She said different crop species and varieties had different levels of dependency on AMF and P and Zn levels in the paddock also influenced whether crop growth was affected by low AMF levels.
“Non-host crops such as winter crops canola and lupins, do not contribute to building up AMF levels, therefore they are not as beneficial as say wheat or sorghum in the rotation for a future AMF dependent crop,” Dr Seymour said.
She said due to this variation in the amount of inoculum that different crops produced, cropping history and length of fallow were very important for estimating if AMF inoculum levels in soil were high or low.
“Predicting the AMF status of a particular paddock is not straightforward, nor is estimating the optimum P and/or Zn fertiliser requirements of crops that you suspect will be low in AMF,” she said.
“There is still much we do not know about how AMF survival is influenced by soil temperatures and moisture levels both in-crop and during the fallow periods. Soil disturbance can reduce AMF and therefore minimising tillage is more conducive to optimising AMF levels.”

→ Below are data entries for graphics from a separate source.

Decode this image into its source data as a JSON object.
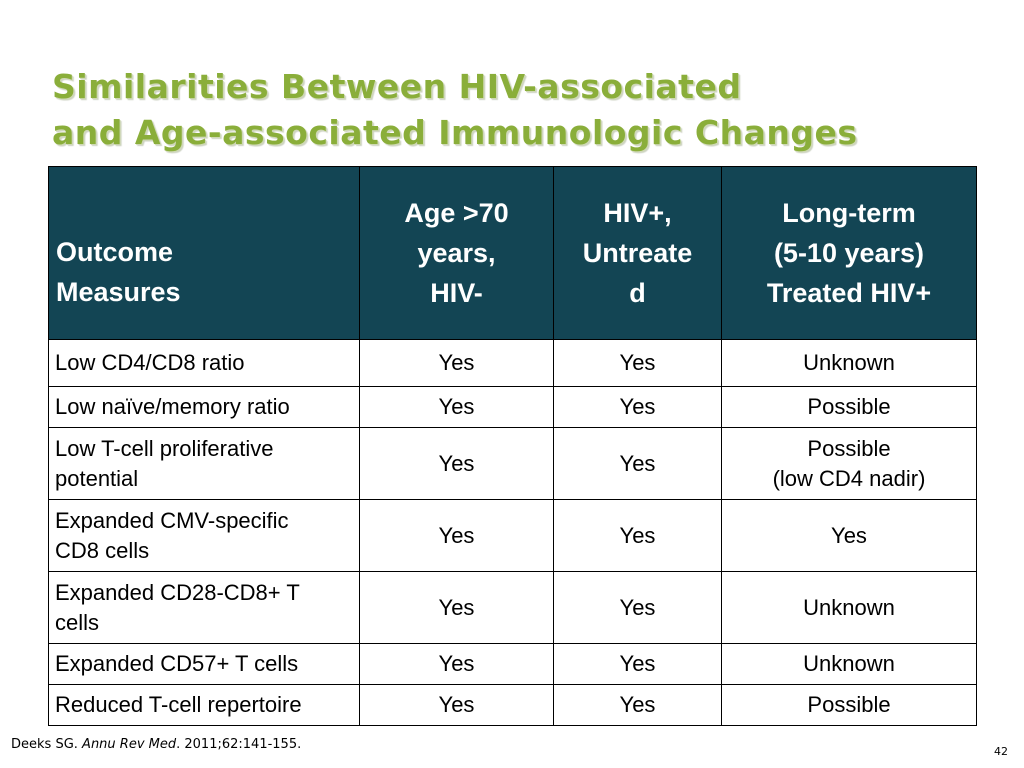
{
  "title": {
    "line1": "Similarities Between HIV-associated",
    "line2": "and Age-associated Immunologic Changes"
  },
  "table": {
    "headers": [
      [
        "Outcome",
        "Measures"
      ],
      [
        "Age >70",
        "years,",
        "HIV-"
      ],
      [
        "HIV+,",
        "Untreate",
        "d"
      ],
      [
        "Long-term",
        "(5-10 years)",
        "Treated HIV+"
      ]
    ],
    "rows": [
      [
        [
          "Low CD4/CD8 ratio"
        ],
        [
          "Yes"
        ],
        [
          "Yes"
        ],
        [
          "Unknown"
        ]
      ],
      [
        [
          "Low naïve/memory ratio"
        ],
        [
          "Yes"
        ],
        [
          "Yes"
        ],
        [
          "Possible"
        ]
      ],
      [
        [
          "Low T-cell proliferative",
          "potential"
        ],
        [
          "Yes"
        ],
        [
          "Yes"
        ],
        [
          "Possible",
          "(low CD4 nadir)"
        ]
      ],
      [
        [
          "Expanded CMV-specific",
          "CD8 cells"
        ],
        [
          "Yes"
        ],
        [
          "Yes"
        ],
        [
          "Yes"
        ]
      ],
      [
        [
          "Expanded CD28-CD8+ T",
          "cells"
        ],
        [
          "Yes"
        ],
        [
          "Yes"
        ],
        [
          "Unknown"
        ]
      ],
      [
        [
          "Expanded CD57+ T cells"
        ],
        [
          "Yes"
        ],
        [
          "Yes"
        ],
        [
          "Unknown"
        ]
      ],
      [
        [
          "Reduced T-cell repertoire"
        ],
        [
          "Yes"
        ],
        [
          "Yes"
        ],
        [
          "Possible"
        ]
      ]
    ]
  },
  "citation": {
    "author": "Deeks SG.",
    "journal": "Annu Rev Med",
    "details": ". 2011;62:141-155."
  },
  "page_number": "42",
  "colors": {
    "title": "#8aae3a",
    "header_bg": "#134554",
    "header_text": "#ffffff"
  }
}
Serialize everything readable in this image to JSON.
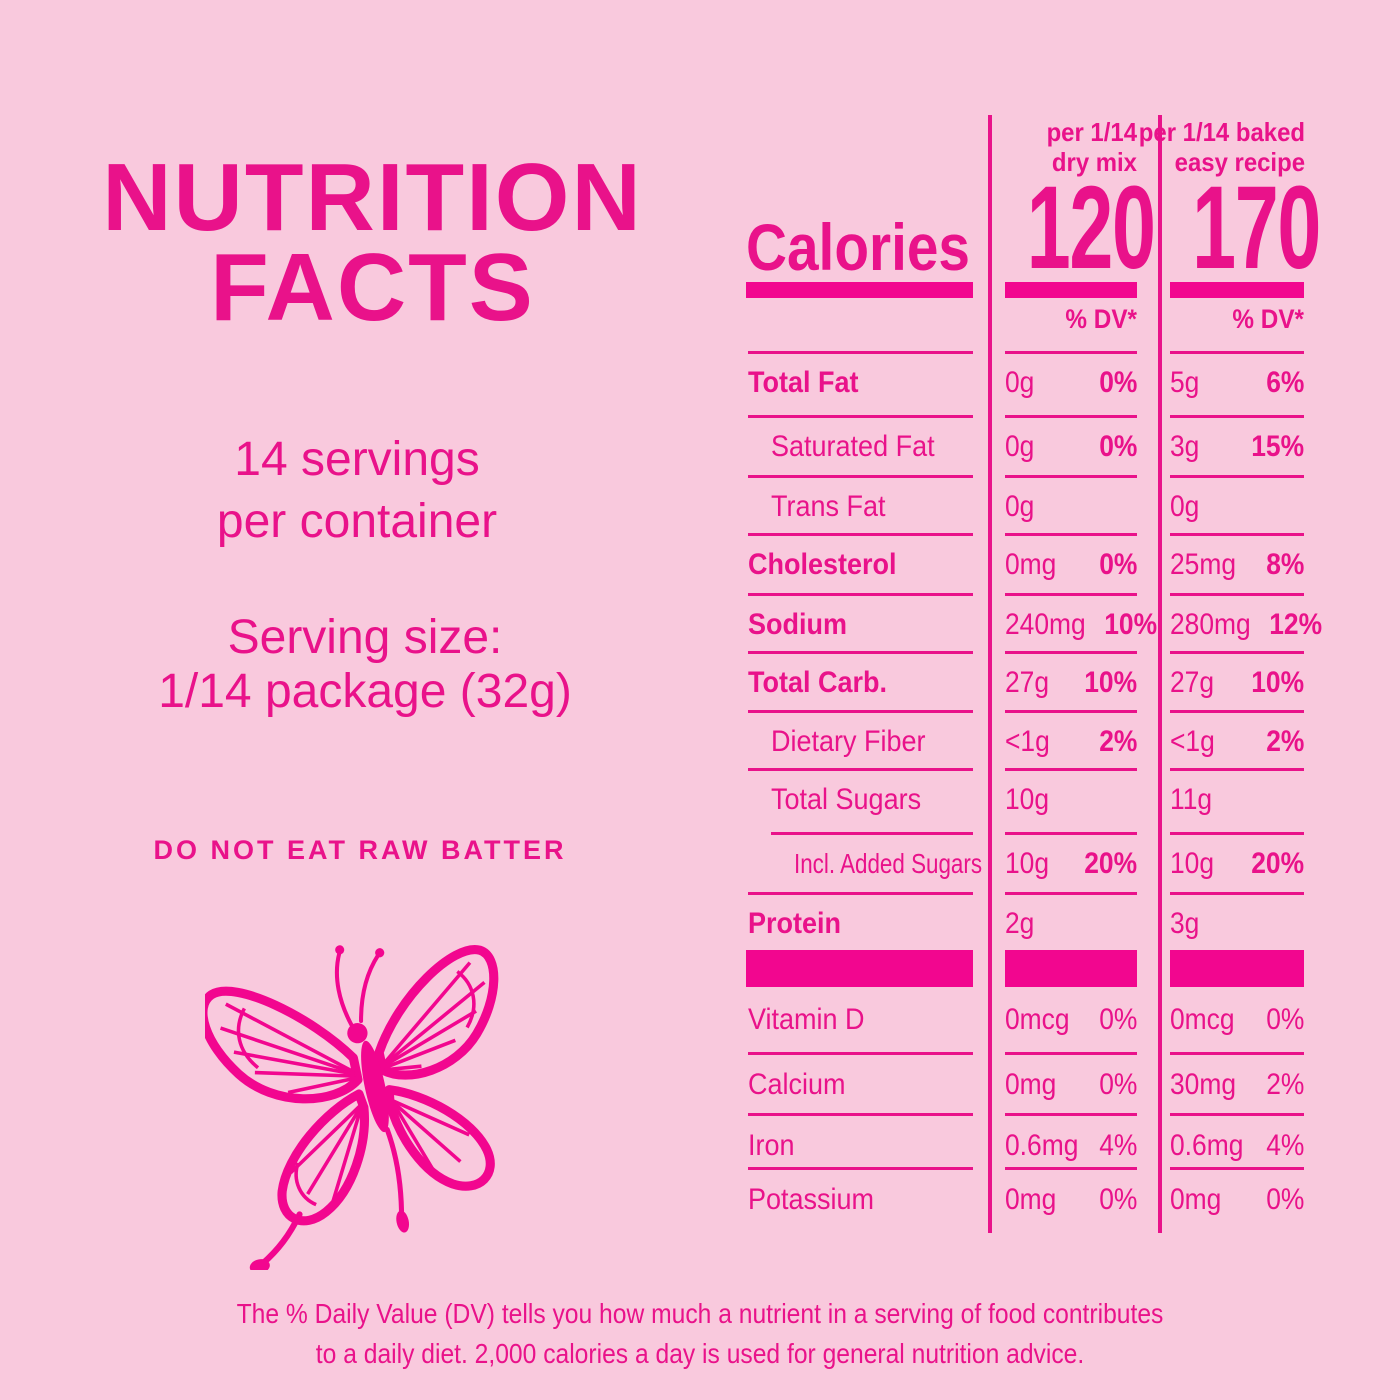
{
  "colors": {
    "background": "#F9C9DD",
    "magenta": "#E9128A",
    "bright_magenta": "#F2068F"
  },
  "left": {
    "title_line1": "NUTRITION",
    "title_line2": "FACTS",
    "servings_line1": "14 servings",
    "servings_line2": "per container",
    "serving_size_line1": "Serving size:",
    "serving_size_line2": "1/14 package (32g)",
    "warning": "DO NOT EAT RAW BATTER",
    "butterfly_icon": "butterfly-illustration"
  },
  "footnote": {
    "line1": "The % Daily Value (DV) tells you how much a nutrient in a serving of food contributes",
    "line2": "to a daily diet. 2,000 calories a day is used for general nutrition advice."
  },
  "table": {
    "calories_label": "Calories",
    "columns": [
      {
        "header_line1": "per 1/14",
        "header_line2": "dry mix",
        "calories": "120",
        "dv_header": "% DV*"
      },
      {
        "header_line1": "per 1/14 baked",
        "header_line2": "easy recipe",
        "calories": "170",
        "dv_header": "% DV*"
      }
    ],
    "rows": [
      {
        "label": "Total Fat",
        "bold": true,
        "indent": 0,
        "dry_amount": "0g",
        "dry_dv": "0%",
        "baked_amount": "5g",
        "baked_dv": "6%"
      },
      {
        "label": "Saturated Fat",
        "bold": false,
        "indent": 1,
        "dry_amount": "0g",
        "dry_dv": "0%",
        "baked_amount": "3g",
        "baked_dv": "15%"
      },
      {
        "label": "Trans Fat",
        "bold": false,
        "indent": 1,
        "dry_amount": "0g",
        "dry_dv": "",
        "baked_amount": "0g",
        "baked_dv": ""
      },
      {
        "label": "Cholesterol",
        "bold": true,
        "indent": 0,
        "dry_amount": "0mg",
        "dry_dv": "0%",
        "baked_amount": "25mg",
        "baked_dv": "8%"
      },
      {
        "label": "Sodium",
        "bold": true,
        "indent": 0,
        "dry_amount": "240mg",
        "dry_dv": "10%",
        "baked_amount": "280mg",
        "baked_dv": "12%"
      },
      {
        "label": "Total Carb.",
        "bold": true,
        "indent": 0,
        "dry_amount": "27g",
        "dry_dv": "10%",
        "baked_amount": "27g",
        "baked_dv": "10%"
      },
      {
        "label": "Dietary Fiber",
        "bold": false,
        "indent": 1,
        "dry_amount": "<1g",
        "dry_dv": "2%",
        "baked_amount": "<1g",
        "baked_dv": "2%"
      },
      {
        "label": "Total Sugars",
        "bold": false,
        "indent": 1,
        "dry_amount": "10g",
        "dry_dv": "",
        "baked_amount": "11g",
        "baked_dv": ""
      },
      {
        "label": "Incl. Added Sugars",
        "bold": false,
        "indent": 2,
        "dry_amount": "10g",
        "dry_dv": "20%",
        "baked_amount": "10g",
        "baked_dv": "20%"
      },
      {
        "label": "Protein",
        "bold": true,
        "indent": 0,
        "dry_amount": "2g",
        "dry_dv": "",
        "baked_amount": "3g",
        "baked_dv": ""
      }
    ],
    "vitamin_rows": [
      {
        "label": "Vitamin D",
        "bold": false,
        "indent": 0,
        "dry_amount": "0mcg",
        "dry_dv": "0%",
        "baked_amount": "0mcg",
        "baked_dv": "0%"
      },
      {
        "label": "Calcium",
        "bold": false,
        "indent": 0,
        "dry_amount": "0mg",
        "dry_dv": "0%",
        "baked_amount": "30mg",
        "baked_dv": "2%"
      },
      {
        "label": "Iron",
        "bold": false,
        "indent": 0,
        "dry_amount": "0.6mg",
        "dry_dv": "4%",
        "baked_amount": "0.6mg",
        "baked_dv": "4%"
      },
      {
        "label": "Potassium",
        "bold": false,
        "indent": 0,
        "dry_amount": "0mg",
        "dry_dv": "0%",
        "baked_amount": "0mg",
        "baked_dv": "0%"
      }
    ]
  }
}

Dr Seymour said if growers suspected low AMF, they could use management strategies to minimise the impact, such as:
- Growing crops with lower AMF dependency, such as sorghum won’t suffer as much yield loss, as for example mungbeans and maize, providing P and Zn are well supplied in soil or fertiliser, but will still increase the AMF inoculum for following crops;
- Avoiding non-AMF crops, as they will not increase AMF inoculum status;
- Applying high rates of P and Zn fertilisers if growing a crop of high AMF dependency for reasons such as good prices;
- Adopting zero or reduced-tillage practices during fallow periods, as this is less harmful to AMF than frequent tillage.